Intel ready to take on tablet chips

Intel is ready to start cranking out chips for tablets, but is the chip maker moving fast enough to boost its presence in the mobile market?

Intel COO Brian Krzanich told Reuters this week that the company has quickly reworked its fabrication facilities to prep for building tablet chips.

"We will start to see more and more of our capacity and our output go to things that are mobile, like phones and tablets and other devices," Krzanich told Reuters.

While industry analysts say it's a good move for Intel to move into the tablet market, it's going to be more important for the chip maker to gain ground in the burgeoning smartphone market.


"Mobile devices -- outside of the traditional laptop -- are a critical segment for Intel," said Dan Olds, an analyst with The Gabriel Consulting Group. "While there are hundreds of millions of traditional x86 PC and server chips sold every year, the volume for ARM chips -- the typical smartphone and tablet processor -- is in the billions and growing at a much faster rate. Intel still has a lock on PCs and servers, but it barely has any presence in smartphones and is just now gaining a toehold in tablets."

While it's smart for Intel to move into the mobile market, the issue with the hot tablet market is that much of activity there surrounds Apple's iPad. With the iPad making up so much of that market, there isn't a big need yet for an Intel tablet chip.

Even so, Intel should be ready in case an Android tablet or Microsoft's Windows 8 can generate non-iPad excitement in the tablet market, according to Patrick Moorhead, an analyst with Moor Insights & Strategy. "Intel didn't miss much by sitting out a few rounds," he added. "With Windows 8 expected in Q4, [Intel's] timing is actually good.
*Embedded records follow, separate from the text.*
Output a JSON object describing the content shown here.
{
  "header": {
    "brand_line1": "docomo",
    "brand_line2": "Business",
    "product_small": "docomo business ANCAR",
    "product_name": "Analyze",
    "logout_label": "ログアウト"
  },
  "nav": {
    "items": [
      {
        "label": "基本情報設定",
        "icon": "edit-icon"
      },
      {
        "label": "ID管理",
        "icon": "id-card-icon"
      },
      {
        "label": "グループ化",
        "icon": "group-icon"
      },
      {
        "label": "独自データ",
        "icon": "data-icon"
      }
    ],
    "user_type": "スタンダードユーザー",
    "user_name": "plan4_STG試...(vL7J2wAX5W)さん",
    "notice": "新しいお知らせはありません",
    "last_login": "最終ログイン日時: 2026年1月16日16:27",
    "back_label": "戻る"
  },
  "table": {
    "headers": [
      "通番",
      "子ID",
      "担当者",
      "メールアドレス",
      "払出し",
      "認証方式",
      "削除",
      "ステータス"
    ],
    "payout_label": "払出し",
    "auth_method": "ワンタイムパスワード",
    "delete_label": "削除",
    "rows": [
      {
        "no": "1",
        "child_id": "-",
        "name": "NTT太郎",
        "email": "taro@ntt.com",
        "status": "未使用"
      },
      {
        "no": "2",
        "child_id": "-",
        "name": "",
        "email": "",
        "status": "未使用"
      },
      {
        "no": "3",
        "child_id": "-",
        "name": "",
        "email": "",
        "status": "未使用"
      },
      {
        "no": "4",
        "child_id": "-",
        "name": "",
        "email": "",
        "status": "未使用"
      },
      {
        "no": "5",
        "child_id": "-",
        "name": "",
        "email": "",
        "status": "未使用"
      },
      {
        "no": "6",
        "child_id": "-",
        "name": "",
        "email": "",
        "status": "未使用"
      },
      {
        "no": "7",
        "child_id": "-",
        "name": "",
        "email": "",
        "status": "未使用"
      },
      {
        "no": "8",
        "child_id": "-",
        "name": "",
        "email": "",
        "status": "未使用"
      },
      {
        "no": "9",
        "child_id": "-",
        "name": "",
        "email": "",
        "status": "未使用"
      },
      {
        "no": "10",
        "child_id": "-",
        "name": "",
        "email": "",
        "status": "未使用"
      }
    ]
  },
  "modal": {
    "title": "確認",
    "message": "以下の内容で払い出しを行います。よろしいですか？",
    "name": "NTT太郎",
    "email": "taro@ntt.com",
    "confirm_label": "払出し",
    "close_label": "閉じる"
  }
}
The fact that Intel is gearing up the fabs shows confidence in their offering."

Intel has been moving in the tablet direction for a while.

In January, Intel created a stir at the Consumer Electronics Show in Las Vegas as several PC vendors showed off their Intel-based Ultrabooks, which are lightweight mobile PCs with rapid-start technology and long battery life.

Intel expects about 75 Ultrabooks to be released throughout 2012. Some of those Ultrabooks will be hybrid machines, meaning they act and look like both laptops and tablets.

"It's a little too soon to know how much headway the Ultrabooks are making versus their tablet competitors, primarily Apple," said Olds. "I think the Ultrabook systems provide much of the tablet goodness that users want - fast boot times, small form factors, and long battery life. And the Ultrabooks have an advantage in that they also run the PC software that users already own and know."

Charles King, an analyst with Pund-IT, Inc., noted that moving into the tablet market isn't important to Intel alone.

"Finding a way to combat Apple is crucial to Intel's OEM partners and if they can't find an effective x86 weapon to do the job, those partners will likely look elsewhere," he said. "I think Intel is moving as quickly as they possibly can."